The followers of Bardesanes seem to have emphasized those points in which he differed with the Church at large, and thus to have departed further from catholic orthodoxy. Undoubtedly Ephraem (who is our most important authority for a knowledge of Bardesanes) knows him only through his followers, who were very numerous throughout the East in the fourth century, and hence passes a harsher judgment upon him than he might otherwise have done. Ephraem makes the uprooting of the “pernicious heresy” one of his foremost duties.

Eusebius in this chapter, followed by Jerome (de vir. ill. chap. 33), Epiphanius, Theodoret, and others, assigns the activity of Bardesanes to the reign of Marcus Aurelius (so also in the Chron.). But Hort says that according to the Chronicle of Edessa (Assemani, Bibl. Or. I. 389) he was born July 11, 155, and according to Barhebræus (Chron. Eccl. ed. Abbeloos and Lamy, p. 49) he died in 223 at the age of sixty-eight, which confirms the date of his birth given by the Chronicle of Edessa. These dates are accepted as correct by Hilgenfeld and Hort, and the error committed by Eusebius and those who followed him is explained by their confusion of the later with the earlier Antonines, a confusion which was very common among the Fathers.

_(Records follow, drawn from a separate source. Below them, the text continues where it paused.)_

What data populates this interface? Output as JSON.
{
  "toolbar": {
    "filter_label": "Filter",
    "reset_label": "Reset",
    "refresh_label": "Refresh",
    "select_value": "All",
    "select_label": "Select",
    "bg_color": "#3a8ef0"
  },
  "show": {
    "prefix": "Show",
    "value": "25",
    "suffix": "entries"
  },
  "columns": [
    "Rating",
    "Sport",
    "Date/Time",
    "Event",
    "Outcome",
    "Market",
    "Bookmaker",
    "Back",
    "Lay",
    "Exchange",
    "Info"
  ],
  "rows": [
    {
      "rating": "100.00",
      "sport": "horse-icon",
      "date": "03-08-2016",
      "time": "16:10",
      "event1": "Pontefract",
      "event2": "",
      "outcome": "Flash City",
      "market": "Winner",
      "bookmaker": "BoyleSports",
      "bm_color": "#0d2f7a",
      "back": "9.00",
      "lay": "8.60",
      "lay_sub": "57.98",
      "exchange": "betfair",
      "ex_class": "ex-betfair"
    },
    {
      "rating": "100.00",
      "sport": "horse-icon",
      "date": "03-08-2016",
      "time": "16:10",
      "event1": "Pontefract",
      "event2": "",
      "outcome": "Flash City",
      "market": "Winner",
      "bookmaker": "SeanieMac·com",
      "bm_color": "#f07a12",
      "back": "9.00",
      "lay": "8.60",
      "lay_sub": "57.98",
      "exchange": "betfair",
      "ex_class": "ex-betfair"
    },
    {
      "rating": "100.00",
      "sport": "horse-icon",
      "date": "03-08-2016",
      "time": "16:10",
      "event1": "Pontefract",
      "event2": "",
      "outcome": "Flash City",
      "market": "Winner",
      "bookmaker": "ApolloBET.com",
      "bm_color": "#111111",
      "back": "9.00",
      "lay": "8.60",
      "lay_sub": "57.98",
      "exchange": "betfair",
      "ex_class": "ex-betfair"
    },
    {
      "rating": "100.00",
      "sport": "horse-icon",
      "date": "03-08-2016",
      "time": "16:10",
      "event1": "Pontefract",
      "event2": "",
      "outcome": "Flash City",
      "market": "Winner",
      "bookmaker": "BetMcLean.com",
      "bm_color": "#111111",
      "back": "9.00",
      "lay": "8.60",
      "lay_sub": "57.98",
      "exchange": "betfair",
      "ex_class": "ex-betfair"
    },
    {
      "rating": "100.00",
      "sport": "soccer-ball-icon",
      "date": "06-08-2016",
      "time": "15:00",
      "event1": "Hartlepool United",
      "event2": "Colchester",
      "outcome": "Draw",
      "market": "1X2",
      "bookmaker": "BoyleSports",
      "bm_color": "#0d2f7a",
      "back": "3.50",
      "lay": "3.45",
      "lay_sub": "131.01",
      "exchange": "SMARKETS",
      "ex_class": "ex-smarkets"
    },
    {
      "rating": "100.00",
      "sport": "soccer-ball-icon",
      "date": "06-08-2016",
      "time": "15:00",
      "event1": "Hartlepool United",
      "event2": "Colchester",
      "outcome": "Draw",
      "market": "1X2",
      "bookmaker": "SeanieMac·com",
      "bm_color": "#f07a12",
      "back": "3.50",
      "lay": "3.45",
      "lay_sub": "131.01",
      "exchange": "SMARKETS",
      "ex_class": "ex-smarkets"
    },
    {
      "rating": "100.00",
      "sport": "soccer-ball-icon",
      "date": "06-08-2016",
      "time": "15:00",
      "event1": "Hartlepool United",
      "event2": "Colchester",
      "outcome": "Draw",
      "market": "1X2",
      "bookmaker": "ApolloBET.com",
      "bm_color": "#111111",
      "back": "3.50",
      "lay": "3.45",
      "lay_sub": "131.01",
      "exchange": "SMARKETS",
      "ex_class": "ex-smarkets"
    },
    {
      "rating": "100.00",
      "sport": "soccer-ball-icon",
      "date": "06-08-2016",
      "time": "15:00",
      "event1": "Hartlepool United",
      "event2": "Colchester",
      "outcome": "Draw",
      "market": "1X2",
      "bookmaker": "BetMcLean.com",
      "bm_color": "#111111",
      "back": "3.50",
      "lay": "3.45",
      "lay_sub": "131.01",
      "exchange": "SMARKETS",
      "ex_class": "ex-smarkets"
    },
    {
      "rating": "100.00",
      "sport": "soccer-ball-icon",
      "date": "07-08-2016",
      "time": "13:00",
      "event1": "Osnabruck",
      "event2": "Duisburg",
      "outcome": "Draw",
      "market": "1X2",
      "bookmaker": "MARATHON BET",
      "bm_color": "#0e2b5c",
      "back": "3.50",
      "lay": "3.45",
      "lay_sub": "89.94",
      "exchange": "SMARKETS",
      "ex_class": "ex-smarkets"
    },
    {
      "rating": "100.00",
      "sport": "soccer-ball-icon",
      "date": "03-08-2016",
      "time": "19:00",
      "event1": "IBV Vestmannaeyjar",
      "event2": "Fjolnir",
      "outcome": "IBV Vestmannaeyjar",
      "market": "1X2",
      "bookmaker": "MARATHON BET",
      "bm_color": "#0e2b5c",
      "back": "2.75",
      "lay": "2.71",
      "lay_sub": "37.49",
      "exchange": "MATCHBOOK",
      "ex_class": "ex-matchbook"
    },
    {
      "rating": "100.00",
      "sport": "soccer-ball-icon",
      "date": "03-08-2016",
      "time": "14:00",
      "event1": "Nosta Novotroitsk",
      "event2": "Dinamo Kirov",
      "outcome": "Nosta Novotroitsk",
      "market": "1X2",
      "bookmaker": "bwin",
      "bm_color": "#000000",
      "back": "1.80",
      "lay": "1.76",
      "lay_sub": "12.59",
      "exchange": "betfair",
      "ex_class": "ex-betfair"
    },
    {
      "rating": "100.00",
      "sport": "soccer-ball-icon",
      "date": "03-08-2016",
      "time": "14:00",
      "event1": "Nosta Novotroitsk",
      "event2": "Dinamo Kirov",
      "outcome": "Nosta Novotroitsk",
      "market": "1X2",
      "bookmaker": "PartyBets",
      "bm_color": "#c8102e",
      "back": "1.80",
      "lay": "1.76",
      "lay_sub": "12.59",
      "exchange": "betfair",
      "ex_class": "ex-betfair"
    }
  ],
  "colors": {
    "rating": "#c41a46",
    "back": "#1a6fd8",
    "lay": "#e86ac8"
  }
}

His writings, as stated by Eusebius, Epiphanius, Theodoret, and others, were very numerous, and were translated (at least many of them) into Greek. The dialogues against the Marcionists and other heretics are mentioned also by Theodoret (Hær. Fab. I. 22) and by Barhebræus. Epiphanius (who apparently had some independent knowledge of the man and his followers) mentions (Hær. LVI.) an Apology “in which he resisted Apollonius, the companion of Antoninus, when urged to deny that he was a Christian.” This was probably one of the many works which Eusebius says he wrote on occasion of the persecution which arose at the time.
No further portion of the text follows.